Jogos Sem Enrolação
Um site curado que cataloga jogos mobile “sem besteira” — títulos sem anúncios, compras no app ou design manipulativo — destaca a frustração crescente com a economia das lojas de apps e com mecanismos que sequestram a atenção. Comentadores contrastam a confiabilidade offline e de compra única de consoles e portáteis mais antigos com os modelos free-to-play modernos, assinaturas e padrões obscuros, enquanto trocam recomendações de jogos honestos e serviços como Apple Arcade ou Netflix Games. Eles também debatem como fazer crowdsourcing dessa lista sem que ela seja contaminada por monetização agressiva, e se o gaming mobile em si vale a pena ser salvo em comparação com consoles, PCs ou outros hobbies.
Reação geral à lista
- Muitos comentadores dizem que vinham procurando uma lista curada de jogos mobile “sem BS” e estão gratos por ela existir.
- Vários validam a lista observando que seus próprios jogos premium favoritos já estão incluídos.
- Alguns reclamam que a base de dados parece desatualizada (poucas adições novas depois de ~2020); o mantenedor explica que a curadoria consome tempo e convida ajuda.
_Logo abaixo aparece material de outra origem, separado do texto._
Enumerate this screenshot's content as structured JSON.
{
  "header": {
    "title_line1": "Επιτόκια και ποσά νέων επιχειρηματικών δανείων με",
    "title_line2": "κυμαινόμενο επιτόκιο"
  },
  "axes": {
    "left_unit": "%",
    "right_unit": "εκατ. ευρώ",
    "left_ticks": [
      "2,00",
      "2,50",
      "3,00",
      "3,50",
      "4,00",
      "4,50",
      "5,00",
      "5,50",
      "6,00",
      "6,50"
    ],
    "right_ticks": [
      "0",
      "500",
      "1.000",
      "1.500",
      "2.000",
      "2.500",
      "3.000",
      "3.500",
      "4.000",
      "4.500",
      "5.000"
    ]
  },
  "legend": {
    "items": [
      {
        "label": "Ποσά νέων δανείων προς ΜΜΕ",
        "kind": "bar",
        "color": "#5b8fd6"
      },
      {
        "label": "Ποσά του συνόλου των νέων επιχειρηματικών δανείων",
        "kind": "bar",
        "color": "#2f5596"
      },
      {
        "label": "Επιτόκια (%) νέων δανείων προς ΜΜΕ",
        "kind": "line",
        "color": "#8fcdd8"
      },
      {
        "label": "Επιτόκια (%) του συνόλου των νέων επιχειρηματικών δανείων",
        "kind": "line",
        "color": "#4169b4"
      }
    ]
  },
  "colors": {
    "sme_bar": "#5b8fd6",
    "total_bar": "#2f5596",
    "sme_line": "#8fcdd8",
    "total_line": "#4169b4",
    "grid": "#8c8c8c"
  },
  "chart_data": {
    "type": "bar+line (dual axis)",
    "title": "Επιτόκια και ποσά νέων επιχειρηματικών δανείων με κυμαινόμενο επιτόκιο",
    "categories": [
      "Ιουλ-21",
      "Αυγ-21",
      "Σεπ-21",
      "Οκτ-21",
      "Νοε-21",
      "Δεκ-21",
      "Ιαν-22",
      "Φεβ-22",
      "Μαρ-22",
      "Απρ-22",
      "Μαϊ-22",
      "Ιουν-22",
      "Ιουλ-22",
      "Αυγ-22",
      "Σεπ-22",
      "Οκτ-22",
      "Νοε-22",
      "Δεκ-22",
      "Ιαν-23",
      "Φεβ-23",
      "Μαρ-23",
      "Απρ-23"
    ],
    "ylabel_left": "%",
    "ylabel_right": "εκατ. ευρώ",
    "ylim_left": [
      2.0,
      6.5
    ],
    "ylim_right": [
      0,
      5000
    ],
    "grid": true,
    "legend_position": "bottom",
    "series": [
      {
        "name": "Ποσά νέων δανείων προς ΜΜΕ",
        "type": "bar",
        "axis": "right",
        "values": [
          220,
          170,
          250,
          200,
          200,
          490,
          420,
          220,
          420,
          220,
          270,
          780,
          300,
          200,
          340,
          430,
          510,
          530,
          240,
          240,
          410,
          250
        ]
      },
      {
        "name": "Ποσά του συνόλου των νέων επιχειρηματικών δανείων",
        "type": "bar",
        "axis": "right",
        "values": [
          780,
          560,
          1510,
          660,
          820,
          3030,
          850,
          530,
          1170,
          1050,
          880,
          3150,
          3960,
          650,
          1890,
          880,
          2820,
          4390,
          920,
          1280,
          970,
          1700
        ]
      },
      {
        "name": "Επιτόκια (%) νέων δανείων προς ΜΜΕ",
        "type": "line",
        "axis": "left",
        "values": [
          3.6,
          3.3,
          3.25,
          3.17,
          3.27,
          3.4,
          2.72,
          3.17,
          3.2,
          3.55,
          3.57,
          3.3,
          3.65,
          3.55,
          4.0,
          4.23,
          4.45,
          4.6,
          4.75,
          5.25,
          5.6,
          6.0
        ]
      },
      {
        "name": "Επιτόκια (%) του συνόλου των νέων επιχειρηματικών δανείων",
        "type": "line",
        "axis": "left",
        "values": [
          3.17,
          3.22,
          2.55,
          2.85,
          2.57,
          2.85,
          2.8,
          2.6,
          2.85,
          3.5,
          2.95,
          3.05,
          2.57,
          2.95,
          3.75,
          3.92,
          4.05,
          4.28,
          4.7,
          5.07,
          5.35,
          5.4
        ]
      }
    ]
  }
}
Monetização mobile, lojas de apps e padrões obscuros
- Forte aversão a anúncios, loot boxes, “pay to win”, moedas falsas e ciclos de recompensa manipulativos, especialmente em jogos para crianças.
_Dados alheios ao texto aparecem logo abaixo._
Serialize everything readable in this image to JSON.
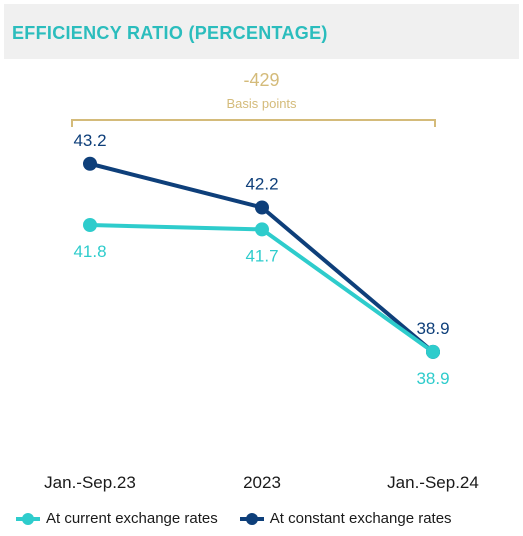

- A “corrida para o fundo” nos preços das lojas de apps é culpada por empurrar devs para freemium, IAP e assinaturas.
- A UX das lojas de apps é criticada: filtragem ruim (por exemplo, não dá para encontrar facilmente apps pagos / sem IAP), rótulos vagos de “compras no app” e testes de assinatura que terminam imediatamente se a renovação automática estiver desativada.
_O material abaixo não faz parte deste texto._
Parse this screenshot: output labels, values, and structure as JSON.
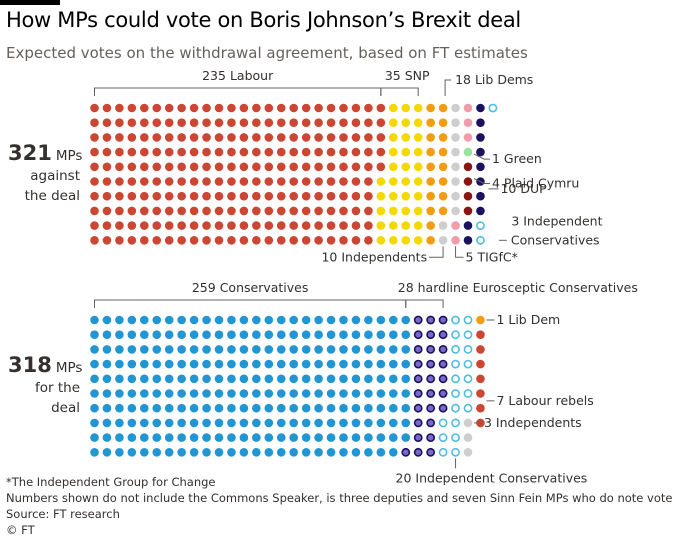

- Alguns veem Apple Arcade / Netflix Games como soluções parciais (sem anúncios/IAP, curadoria decente), outros chamam isso de “besteira” por causa do aprisionamento por assinatura ou de títulos sem graça/feitos sem esforço.
Critérios, moderação e modelo de dados
- A regra rígida do site: sem anúncios, sem IAP; qualquer coisa com moedas no jogo é geralmente tratada como “besteira”, até mesmo para cosméticos, para manter a sobrecarga de revisão baixa.
- Há preocupação de que o crowdsourcing atraia spam e astroturfing; propostas incluem jogos “mina terrestre” para auto-shadowban de contas desonestas e checkboxes de envio para flags de monetização.
- Sugestões: tags mais ricas (por exemplo, “pagar para evitar grind”, “anúncios não removíveis”), múltiplos filtros, tags ordenáveis e mostrar por que um envio foi rejeitado.
Plataformas, controles e alternativas
- Vários argumentam que os celulares são inerentemente comprometidos para jogos “de verdade” devido aos controles por toque e ao uso fragmentado por atenção; preferem consoles, PCs, portáteis ou dispositivos de emulação.
- Outros compartilham listas de jogos premium honestos ou jogos de navegador, e observam que serviços como Apple Arcade / Netflix Games, além da emulação retrô, são boas opções sem BS.
Debate sobre o valor dos jogos
- Um tópico afirma que a maioria dos jogos é inerentemente um desperdício de tempo sem propósito; apenas títulos educativos realmente ajudam.
- Outros respondem que brincar é saudável, que habilidades (lógica, timing, resolução de problemas) podem ser transferidas, e que nem todo lazer precisa ser “produtivo”.